I'm currently working on a large programme (excess of £500m), and its headed by an accountant with a smattering of accountants in the key roles. Of course supported by a range of consultants, contractors (me included) and SI's. Their inability to lead (and manage) has to be seen to be believed.
I think the key problem is that their training (and the companies they start with, like PWC etc) makes them believe that they can do anything.
I work for a large management consultancy, specialising in HR
Less squawking and shitting as said above at my place - more hand holding, knowledge transfer and working in partnership with clients
Pay is ok, work life balance is good (relatively)
There's a lot of superficial support from the company but in practice you're on your own
CONSULTANTS: REAL MANAGERS DON'T NEED THEM
Sadly, there's a lack of decent managers in the world from my experience.
in my experience, consultants are brought in where clients:
- don't have the time and resources to do the work themselves
- require an independent viewpoint and advice either for regulatory reasons or to give confidence to senior management
- need something done quickly
- want to transfer accountability to someone else
- are clueless...
- are clueless...
+1000000000000
Whay vdubber said - and brakes as well.
I'm a Partner in a Big4 and absolutely love how everyone wants to hate the concept of it but secretly wonders what it is like.
Having been and done on both sides of the fence consultants can be useful if you know why you need them. The bigger the programme the bigger the sh1t spouted and by god do i referee some of that. My observation having come back from 8 years building (and selling) companies is the tolerance to 'old style' MC is very low.
Is Geoff Burch a management consultant?
"I work for a large management consultancy, specialising in HR"
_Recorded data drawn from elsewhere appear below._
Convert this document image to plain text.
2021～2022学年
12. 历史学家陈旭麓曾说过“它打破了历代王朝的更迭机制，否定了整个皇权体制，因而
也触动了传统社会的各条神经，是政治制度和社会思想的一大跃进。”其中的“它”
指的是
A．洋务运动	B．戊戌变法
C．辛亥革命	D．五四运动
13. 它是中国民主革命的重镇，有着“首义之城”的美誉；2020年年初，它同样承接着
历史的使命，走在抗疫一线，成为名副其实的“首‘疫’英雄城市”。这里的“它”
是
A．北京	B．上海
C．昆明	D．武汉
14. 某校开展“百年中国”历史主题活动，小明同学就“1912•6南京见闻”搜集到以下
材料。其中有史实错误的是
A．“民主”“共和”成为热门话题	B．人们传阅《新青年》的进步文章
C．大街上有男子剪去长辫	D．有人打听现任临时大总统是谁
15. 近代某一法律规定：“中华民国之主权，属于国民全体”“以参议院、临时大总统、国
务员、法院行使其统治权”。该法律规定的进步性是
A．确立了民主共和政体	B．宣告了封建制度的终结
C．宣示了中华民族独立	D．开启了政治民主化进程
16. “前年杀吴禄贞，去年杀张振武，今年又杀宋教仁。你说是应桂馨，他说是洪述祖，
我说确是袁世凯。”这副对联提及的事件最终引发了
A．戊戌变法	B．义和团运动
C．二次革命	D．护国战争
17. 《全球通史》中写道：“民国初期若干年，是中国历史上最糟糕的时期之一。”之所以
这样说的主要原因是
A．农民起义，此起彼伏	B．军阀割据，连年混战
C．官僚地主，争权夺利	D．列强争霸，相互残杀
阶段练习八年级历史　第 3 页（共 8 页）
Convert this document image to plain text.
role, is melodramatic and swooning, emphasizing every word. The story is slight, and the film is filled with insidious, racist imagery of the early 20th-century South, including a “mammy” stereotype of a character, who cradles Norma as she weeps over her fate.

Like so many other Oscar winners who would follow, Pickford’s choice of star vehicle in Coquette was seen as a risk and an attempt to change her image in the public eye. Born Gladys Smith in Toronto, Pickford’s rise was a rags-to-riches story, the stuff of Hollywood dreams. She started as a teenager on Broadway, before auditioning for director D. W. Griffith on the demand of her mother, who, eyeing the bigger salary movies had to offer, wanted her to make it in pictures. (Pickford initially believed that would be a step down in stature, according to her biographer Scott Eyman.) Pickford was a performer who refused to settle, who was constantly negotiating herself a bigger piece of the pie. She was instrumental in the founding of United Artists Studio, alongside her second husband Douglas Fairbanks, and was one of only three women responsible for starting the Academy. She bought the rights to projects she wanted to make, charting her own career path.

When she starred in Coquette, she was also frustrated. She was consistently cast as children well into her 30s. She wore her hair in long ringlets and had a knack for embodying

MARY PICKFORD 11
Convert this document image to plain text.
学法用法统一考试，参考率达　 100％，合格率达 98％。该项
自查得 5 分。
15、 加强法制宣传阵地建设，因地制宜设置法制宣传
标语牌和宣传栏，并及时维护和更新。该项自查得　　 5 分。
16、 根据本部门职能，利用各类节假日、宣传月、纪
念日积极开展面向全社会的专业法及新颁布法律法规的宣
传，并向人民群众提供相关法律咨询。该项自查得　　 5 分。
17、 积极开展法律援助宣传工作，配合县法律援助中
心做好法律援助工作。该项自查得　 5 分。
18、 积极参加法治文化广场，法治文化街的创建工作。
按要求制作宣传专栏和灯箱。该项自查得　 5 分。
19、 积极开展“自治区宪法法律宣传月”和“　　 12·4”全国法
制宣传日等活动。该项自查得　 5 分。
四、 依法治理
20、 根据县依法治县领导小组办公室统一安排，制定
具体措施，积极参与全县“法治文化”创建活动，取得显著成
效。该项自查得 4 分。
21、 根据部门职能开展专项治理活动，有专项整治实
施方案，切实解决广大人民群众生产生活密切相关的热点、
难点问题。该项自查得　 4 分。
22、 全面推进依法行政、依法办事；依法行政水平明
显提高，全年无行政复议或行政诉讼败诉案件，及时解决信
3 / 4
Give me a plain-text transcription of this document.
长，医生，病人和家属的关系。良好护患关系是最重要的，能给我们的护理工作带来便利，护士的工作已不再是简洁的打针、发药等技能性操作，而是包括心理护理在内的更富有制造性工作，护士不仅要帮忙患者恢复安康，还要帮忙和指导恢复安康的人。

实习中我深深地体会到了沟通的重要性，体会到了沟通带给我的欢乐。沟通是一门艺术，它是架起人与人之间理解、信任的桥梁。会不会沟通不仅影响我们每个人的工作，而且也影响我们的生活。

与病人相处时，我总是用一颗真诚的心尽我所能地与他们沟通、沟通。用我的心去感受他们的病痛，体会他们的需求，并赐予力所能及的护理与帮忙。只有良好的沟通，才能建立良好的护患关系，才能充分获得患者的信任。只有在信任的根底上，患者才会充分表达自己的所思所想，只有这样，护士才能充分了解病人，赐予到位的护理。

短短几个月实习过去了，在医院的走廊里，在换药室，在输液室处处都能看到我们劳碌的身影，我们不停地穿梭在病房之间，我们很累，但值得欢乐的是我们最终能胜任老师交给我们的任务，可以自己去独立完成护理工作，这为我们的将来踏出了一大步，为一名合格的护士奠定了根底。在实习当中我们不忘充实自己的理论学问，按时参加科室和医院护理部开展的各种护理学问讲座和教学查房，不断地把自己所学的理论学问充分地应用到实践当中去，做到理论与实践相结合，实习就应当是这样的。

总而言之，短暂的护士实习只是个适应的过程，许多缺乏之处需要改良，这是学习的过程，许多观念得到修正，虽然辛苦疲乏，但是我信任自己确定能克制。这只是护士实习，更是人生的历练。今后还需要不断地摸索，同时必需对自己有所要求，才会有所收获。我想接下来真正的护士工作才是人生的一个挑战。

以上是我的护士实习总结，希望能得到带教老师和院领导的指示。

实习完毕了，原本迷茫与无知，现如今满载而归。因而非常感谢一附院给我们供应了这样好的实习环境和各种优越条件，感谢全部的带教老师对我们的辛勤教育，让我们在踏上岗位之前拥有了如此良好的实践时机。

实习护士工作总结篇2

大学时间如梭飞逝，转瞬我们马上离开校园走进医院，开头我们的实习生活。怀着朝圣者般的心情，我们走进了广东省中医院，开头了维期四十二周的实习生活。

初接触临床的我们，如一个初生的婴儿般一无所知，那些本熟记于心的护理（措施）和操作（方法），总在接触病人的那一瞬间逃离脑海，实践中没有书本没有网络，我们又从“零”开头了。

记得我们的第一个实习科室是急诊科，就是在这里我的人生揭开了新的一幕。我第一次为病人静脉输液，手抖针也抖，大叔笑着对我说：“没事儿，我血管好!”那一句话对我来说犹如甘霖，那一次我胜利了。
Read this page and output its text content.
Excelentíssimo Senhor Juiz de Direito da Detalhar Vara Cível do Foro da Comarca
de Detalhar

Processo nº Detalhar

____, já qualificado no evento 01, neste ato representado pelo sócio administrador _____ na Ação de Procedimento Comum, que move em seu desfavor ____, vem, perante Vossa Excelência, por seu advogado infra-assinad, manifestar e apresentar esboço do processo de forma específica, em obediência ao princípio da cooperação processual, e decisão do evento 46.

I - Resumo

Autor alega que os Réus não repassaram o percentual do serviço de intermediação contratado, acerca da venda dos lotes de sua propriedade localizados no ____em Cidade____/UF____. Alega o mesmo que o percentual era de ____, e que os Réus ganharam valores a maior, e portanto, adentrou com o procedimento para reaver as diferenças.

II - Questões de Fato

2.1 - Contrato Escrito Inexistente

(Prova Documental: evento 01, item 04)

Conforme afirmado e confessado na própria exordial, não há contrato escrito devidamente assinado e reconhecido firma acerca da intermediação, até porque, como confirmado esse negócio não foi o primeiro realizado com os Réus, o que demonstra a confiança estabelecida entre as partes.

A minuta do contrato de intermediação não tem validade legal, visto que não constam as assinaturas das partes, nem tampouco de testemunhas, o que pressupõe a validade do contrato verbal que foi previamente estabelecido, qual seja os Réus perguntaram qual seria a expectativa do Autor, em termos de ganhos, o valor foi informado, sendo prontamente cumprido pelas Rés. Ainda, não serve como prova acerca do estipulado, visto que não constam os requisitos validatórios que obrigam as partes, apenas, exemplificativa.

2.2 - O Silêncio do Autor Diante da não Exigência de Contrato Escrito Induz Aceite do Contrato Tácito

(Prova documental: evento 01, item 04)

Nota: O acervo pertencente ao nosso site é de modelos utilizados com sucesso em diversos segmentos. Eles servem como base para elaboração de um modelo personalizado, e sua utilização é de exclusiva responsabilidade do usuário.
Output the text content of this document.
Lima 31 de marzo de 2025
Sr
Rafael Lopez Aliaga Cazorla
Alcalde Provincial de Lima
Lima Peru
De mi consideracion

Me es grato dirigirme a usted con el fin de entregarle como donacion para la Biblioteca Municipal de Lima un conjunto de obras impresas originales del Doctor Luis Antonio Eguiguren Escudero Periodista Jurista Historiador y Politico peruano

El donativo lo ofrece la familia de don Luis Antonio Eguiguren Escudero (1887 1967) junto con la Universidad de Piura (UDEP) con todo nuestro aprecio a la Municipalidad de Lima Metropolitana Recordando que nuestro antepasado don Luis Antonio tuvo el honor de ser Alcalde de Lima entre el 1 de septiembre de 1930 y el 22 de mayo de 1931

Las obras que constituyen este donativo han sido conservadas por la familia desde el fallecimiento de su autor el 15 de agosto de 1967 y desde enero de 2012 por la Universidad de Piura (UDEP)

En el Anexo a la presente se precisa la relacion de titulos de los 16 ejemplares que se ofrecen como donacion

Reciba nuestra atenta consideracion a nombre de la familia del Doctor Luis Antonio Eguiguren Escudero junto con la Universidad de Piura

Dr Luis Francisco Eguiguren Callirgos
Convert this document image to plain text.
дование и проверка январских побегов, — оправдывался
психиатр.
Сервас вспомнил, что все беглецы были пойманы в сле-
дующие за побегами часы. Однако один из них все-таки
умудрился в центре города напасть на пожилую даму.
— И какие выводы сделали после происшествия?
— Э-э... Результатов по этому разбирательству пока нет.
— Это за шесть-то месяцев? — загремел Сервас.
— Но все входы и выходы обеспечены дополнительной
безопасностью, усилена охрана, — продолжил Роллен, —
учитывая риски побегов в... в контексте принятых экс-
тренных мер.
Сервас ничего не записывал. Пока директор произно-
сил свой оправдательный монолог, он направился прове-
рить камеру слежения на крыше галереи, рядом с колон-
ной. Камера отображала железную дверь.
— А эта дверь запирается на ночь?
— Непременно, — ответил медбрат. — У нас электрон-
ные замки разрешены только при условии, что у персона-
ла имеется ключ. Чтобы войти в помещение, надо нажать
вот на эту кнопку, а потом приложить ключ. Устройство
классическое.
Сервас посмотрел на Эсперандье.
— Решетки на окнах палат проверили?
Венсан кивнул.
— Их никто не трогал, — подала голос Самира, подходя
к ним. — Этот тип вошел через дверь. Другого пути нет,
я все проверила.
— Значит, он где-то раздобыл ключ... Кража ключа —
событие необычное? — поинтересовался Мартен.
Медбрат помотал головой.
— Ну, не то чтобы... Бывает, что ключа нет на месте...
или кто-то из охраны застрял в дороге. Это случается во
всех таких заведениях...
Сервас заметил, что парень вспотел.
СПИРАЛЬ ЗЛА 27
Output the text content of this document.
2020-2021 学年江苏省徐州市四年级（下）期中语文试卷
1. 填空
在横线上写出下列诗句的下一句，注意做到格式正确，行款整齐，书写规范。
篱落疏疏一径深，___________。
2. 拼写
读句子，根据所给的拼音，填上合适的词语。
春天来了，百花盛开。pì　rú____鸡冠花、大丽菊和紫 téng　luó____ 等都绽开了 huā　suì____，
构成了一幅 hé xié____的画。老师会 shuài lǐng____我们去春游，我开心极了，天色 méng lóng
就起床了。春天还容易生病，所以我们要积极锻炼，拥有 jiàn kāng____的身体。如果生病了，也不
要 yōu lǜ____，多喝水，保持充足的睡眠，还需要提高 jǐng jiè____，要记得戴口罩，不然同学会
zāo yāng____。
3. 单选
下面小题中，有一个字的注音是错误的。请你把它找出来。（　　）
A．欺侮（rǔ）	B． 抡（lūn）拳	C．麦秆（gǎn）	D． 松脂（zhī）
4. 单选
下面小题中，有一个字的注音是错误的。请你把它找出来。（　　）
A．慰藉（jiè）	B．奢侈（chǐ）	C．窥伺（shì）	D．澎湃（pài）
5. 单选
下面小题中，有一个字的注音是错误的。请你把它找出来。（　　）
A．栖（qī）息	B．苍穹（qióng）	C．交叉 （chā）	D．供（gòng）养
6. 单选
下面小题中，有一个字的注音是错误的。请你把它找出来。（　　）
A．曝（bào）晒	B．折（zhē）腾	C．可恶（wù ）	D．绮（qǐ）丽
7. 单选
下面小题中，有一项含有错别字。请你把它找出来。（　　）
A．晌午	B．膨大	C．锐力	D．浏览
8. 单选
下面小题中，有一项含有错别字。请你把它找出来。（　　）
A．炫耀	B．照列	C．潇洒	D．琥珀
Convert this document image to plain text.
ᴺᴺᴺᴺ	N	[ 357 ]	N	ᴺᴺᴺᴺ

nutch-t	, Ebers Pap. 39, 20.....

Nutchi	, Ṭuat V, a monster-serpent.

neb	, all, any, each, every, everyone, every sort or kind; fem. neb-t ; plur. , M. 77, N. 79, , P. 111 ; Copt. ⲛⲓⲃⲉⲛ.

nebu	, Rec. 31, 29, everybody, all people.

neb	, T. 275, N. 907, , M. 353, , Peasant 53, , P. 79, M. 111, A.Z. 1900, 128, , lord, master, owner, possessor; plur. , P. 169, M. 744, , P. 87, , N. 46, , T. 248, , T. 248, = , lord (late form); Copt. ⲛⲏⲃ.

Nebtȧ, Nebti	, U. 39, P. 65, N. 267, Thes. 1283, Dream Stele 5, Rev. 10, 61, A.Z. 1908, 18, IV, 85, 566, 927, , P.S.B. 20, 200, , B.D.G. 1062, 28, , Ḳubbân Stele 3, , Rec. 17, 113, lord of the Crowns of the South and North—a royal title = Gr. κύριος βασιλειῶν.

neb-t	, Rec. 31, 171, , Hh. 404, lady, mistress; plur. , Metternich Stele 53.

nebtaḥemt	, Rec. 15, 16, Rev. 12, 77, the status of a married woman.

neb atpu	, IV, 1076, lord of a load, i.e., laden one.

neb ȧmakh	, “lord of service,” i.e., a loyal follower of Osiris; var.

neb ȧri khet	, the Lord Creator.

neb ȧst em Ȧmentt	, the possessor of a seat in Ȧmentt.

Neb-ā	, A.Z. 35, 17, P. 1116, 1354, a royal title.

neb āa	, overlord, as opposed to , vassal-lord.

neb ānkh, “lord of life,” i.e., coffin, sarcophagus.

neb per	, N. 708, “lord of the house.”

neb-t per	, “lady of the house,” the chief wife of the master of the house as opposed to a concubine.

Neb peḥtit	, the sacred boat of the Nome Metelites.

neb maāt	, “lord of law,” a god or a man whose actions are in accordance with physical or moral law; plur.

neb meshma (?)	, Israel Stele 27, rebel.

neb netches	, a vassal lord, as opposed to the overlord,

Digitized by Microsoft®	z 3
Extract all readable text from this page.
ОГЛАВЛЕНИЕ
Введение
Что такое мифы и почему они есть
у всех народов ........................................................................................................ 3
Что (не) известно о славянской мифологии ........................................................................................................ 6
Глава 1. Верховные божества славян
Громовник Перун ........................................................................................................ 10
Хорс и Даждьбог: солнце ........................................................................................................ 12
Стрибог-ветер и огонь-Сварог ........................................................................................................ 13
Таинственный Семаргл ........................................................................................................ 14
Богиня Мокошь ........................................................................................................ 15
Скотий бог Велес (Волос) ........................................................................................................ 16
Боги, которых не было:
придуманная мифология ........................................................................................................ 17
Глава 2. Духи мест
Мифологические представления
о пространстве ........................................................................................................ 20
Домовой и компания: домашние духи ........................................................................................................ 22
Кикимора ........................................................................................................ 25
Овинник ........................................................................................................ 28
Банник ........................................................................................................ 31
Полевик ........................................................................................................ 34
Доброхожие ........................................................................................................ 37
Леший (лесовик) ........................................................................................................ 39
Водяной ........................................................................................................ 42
HR - that's another waste of space...
footflaps - MemberThey then tried to build a new fileserver using windows server to replace our excellent Linux Samba server. After 3 days they finally realised that Windows server 2008 has a max RAID size of 2 TB and our Linux box is about 20...
OK I'm going off-topic but this is garbage. Are you talking about partition sizes or RAID array sizes? If the latter then any limitation will be the RAID vendor (or you're using very small cluster sizes or SCSI r10/w10), I'm assuming you aren't actually talking about using software RAID for a 20TB file server though... As for Windows partition sizes then that's what GPT is for and will handle 256TB/16EB depending on what you're doing.
HR - that's another waste of space...
that's why you need HR consultants!
Wow,the crazy world of made-up jobs....
IME Bain and McKinsey people are excellent.
ACN for four years and worked at others as consultant too.
Thing is, consultants are brought in to make the change, deliver, get out.. Companies can do that too, but why would they be employing their staff to do that? Surely the staff are 100% busy with doing their day jobs for the company.
Don't like the perception of consultants preaching - but they have experience of seeing elsewhere (competitors) what works and what doesn't. So don't dismiss that, and they do generally listen and act on what the client staff know and do. They get measured on success - so it does help to keep people happy and not piss them off.
@teaboy - where, and with whom are you working now?
Nobody ever says "Thank goodness the Management Consultants have arrived"
I went for an interview with McKinsey in the late 90s, but withdrew my application when I realised that they were after recently qualified MBAs who wanted to work 80+ hours per week, not me on either count.